Investment in the fintech sector has skyrocketed in the Asia-Pacific region, according to findings from Frost & Sullivan.
New figures from Sydney-based Frost & Sullivan show that investment in the global fintech sector has dramatically increased. In addition to terming the growth ‘international’, Frost & Sullivan said that the higher levels of funding were due to increased investments into Venture Capital backed fintech firms.
Across the Asia-Pacific region, fintech investments were concentrated across Australia, China and Singapore, growing to a mammoth $4.44 billion.
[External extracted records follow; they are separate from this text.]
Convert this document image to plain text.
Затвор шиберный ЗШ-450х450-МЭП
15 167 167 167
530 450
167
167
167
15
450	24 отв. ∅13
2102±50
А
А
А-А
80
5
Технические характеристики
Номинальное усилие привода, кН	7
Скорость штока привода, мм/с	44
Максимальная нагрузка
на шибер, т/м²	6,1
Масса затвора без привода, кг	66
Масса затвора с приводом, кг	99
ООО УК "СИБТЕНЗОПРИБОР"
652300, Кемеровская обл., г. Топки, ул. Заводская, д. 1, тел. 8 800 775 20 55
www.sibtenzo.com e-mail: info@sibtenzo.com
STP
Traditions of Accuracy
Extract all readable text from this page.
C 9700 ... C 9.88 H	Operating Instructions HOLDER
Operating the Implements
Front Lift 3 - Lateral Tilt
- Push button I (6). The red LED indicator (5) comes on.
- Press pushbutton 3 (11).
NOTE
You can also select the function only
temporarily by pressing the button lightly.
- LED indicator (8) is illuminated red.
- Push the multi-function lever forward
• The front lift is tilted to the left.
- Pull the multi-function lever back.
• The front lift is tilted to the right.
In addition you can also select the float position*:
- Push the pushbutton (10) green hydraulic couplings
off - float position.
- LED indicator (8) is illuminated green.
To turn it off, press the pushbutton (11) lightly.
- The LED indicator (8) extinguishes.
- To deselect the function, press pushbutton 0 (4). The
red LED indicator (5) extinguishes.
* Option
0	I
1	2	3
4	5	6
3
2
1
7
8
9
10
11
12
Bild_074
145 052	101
This was almost four times higher than the same statistics recorded by Frost & Sullivan in 2014.
While Asian fintech platforms grew 413 per cent, led by China and then Australia, the US has recorded just 59 per cent in investment increase.
The total market size of the Australian fintech sector sits at $483 million as of 2015 and is concentrated predominantly in Sydney in firms like the Tyro Fintech Hub and Stone & Chalk, the report says.
ICT Practice, Frost & Sullivan Australia & New Zealand head of research, Audrey Williams, said that Australia’s fintech market has growth drivers that are both internal and external.
“The investment environment for fintech companies is incentivised with aggressive low taxing and generous investment tax exemptions,” William explains.
“The Australian Federal Government has extended a 20% tax offset for early stage investments up to a total investment value of $200,000, and capital gains tax exemptions for direct and indirect investments held for at least three years.”